In practice when big companies file patents they make sure to leave out enough
information to make the patents as unhelpful as possible. If you were trying
to replicate my work it would be pretty close to useless to use my patents.

------
movix
We decided to keep our project in stealth for the last two years until we had
our patent filed. We thought that this plan suited our project as we have
unique IP with hardly any conflicts in the patent searches. This path has
meant it's taken more time to get to the point of having a demo, which is
crucial of course, but means that all IP elements of our project are protected
before we go live. I think in the end, it comes down to - can you afford to
fight any infringement of your patent should someone try a similar product.

------
erikstarck
Thanks everyone for the replies.

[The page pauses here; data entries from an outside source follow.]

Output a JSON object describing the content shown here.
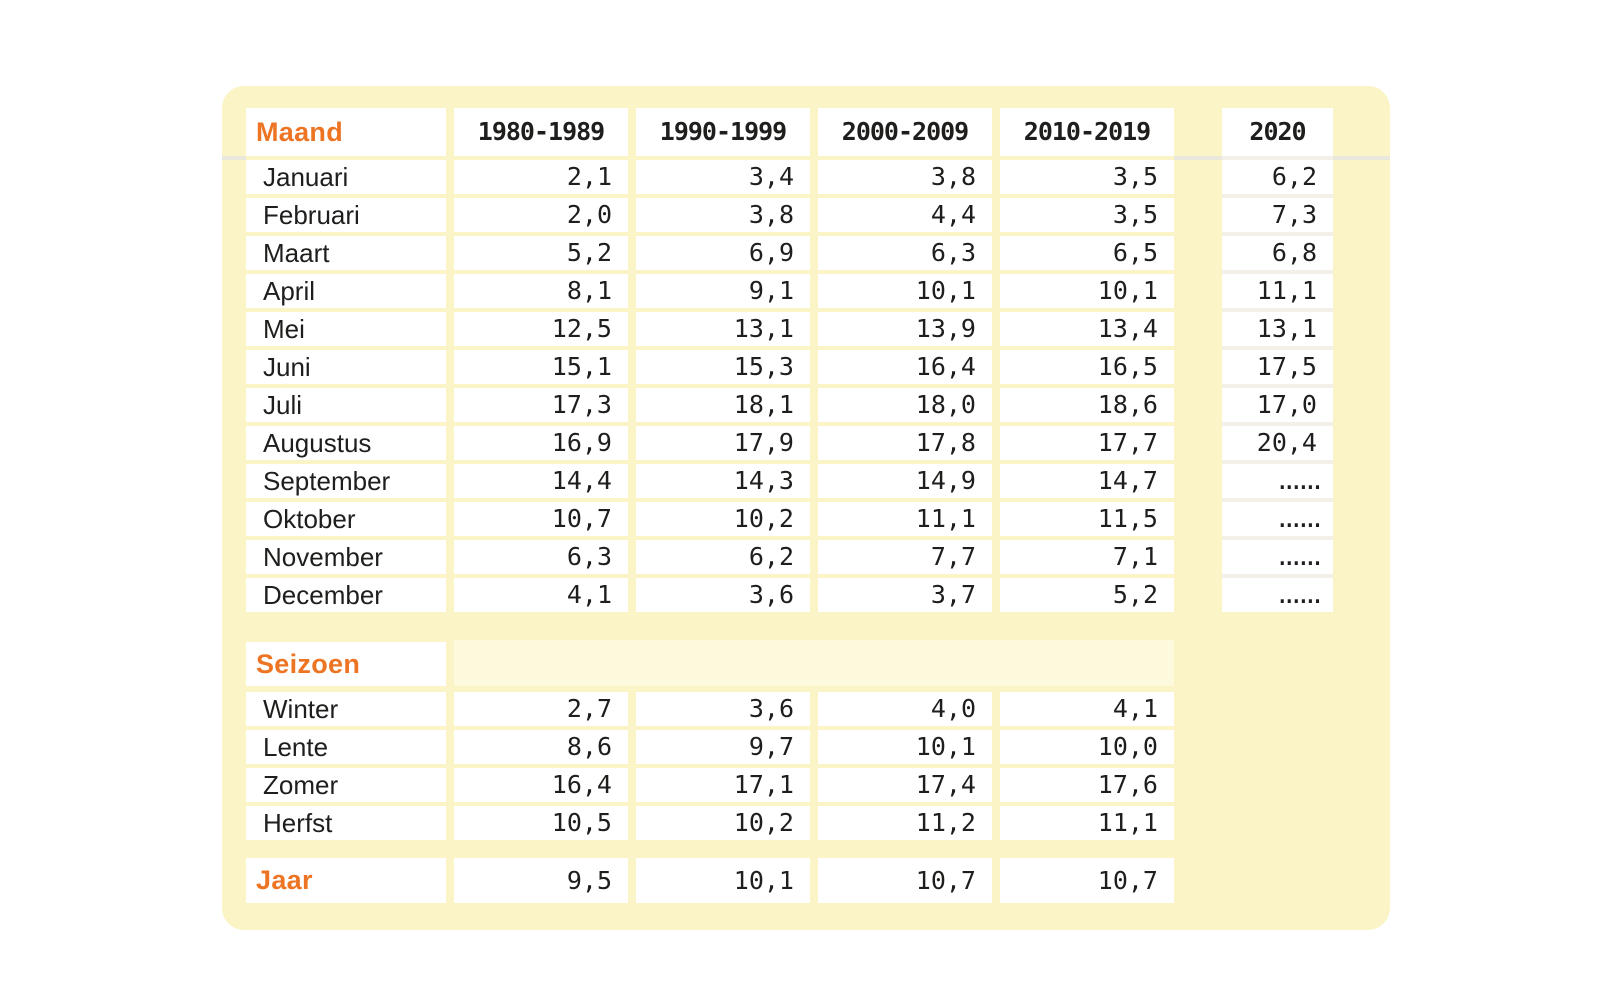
{
  "palette": {
    "page_bg": "#ffffff",
    "panel_bg": "#fbf4c6",
    "cell_bg": "#ffffff",
    "accent_orange": "#ed7423",
    "text_dark": "#1f1e1c",
    "seizoen_band_bg": "#fdf9dd",
    "backing_2020_bg": "#f2f0e7",
    "header_shadow": "#eae8dd"
  },
  "chart_data": {
    "type": "table",
    "row_header_label": "Maand",
    "decade_columns": [
      "1980-1989",
      "1990-1999",
      "2000-2009",
      "2010-2019"
    ],
    "col_2020": "2020",
    "maand": {
      "header": "Maand",
      "rows": [
        {
          "label": "Januari",
          "v": [
            "2,1",
            "3,4",
            "3,8",
            "3,5"
          ],
          "v2020": "6,2"
        },
        {
          "label": "Februari",
          "v": [
            "2,0",
            "3,8",
            "4,4",
            "3,5"
          ],
          "v2020": "7,3"
        },
        {
          "label": "Maart",
          "v": [
            "5,2",
            "6,9",
            "6,3",
            "6,5"
          ],
          "v2020": "6,8"
        },
        {
          "label": "April",
          "v": [
            "8,1",
            "9,1",
            "10,1",
            "10,1"
          ],
          "v2020": "11,1"
        },
        {
          "label": "Mei",
          "v": [
            "12,5",
            "13,1",
            "13,9",
            "13,4"
          ],
          "v2020": "13,1"
        },
        {
          "label": "Juni",
          "v": [
            "15,1",
            "15,3",
            "16,4",
            "16,5"
          ],
          "v2020": "17,5"
        },
        {
          "label": "Juli",
          "v": [
            "17,3",
            "18,1",
            "18,0",
            "18,6"
          ],
          "v2020": "17,0"
        },
        {
          "label": "Augustus",
          "v": [
            "16,9",
            "17,9",
            "17,8",
            "17,7"
          ],
          "v2020": "20,4"
        },
        {
          "label": "September",
          "v": [
            "14,4",
            "14,3",
            "14,9",
            "14,7"
          ],
          "v2020": "......"
        },
        {
          "label": "Oktober",
          "v": [
            "10,7",
            "10,2",
            "11,1",
            "11,5"
          ],
          "v2020": "......"
        },
        {
          "label": "November",
          "v": [
            "6,3",
            "6,2",
            "7,7",
            "7,1"
          ],
          "v2020": "......"
        },
        {
          "label": "December",
          "v": [
            "4,1",
            "3,6",
            "3,7",
            "5,2"
          ],
          "v2020": "......"
        }
      ]
    },
    "seizoen": {
      "header": "Seizoen",
      "rows": [
        {
          "label": "Winter",
          "v": [
            "2,7",
            "3,6",
            "4,0",
            "4,1"
          ]
        },
        {
          "label": "Lente",
          "v": [
            "8,6",
            "9,7",
            "10,1",
            "10,0"
          ]
        },
        {
          "label": "Zomer",
          "v": [
            "16,4",
            "17,1",
            "17,4",
            "17,6"
          ]
        },
        {
          "label": "Herfst",
          "v": [
            "10,5",
            "10,2",
            "11,2",
            "11,1"
          ]
        }
      ]
    },
    "jaar": {
      "header": "Jaar",
      "v": [
        "9,5",
        "10,1",
        "10,7",
        "10,7"
      ]
    }
  }
}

I agree, this is an interesting discussion.
It seems like patents are such a thing that many people who's not
entrepreneurs (including VCs) assume you have to do but very few question why.
It's like "oh, you have a startup in high-tech, must have a patent, then?".

I would guess the general opinion in the HN-crowd is that ideas are worthless
and that execution counts. Well, patents are "just" ideas. So, are they
worthless? If so, why does everyone keep asking about them?

------
abdels
This is an interesting discussion. We're working on a startup and patenting is
something a lot of people with a traditional business view keep asking us.

I love open source and patenting doesn't sit well with me. The idea of
a'commercial secret' is more appealing because IMHO its more about competition
and as a startup you can always out innovate your competitors.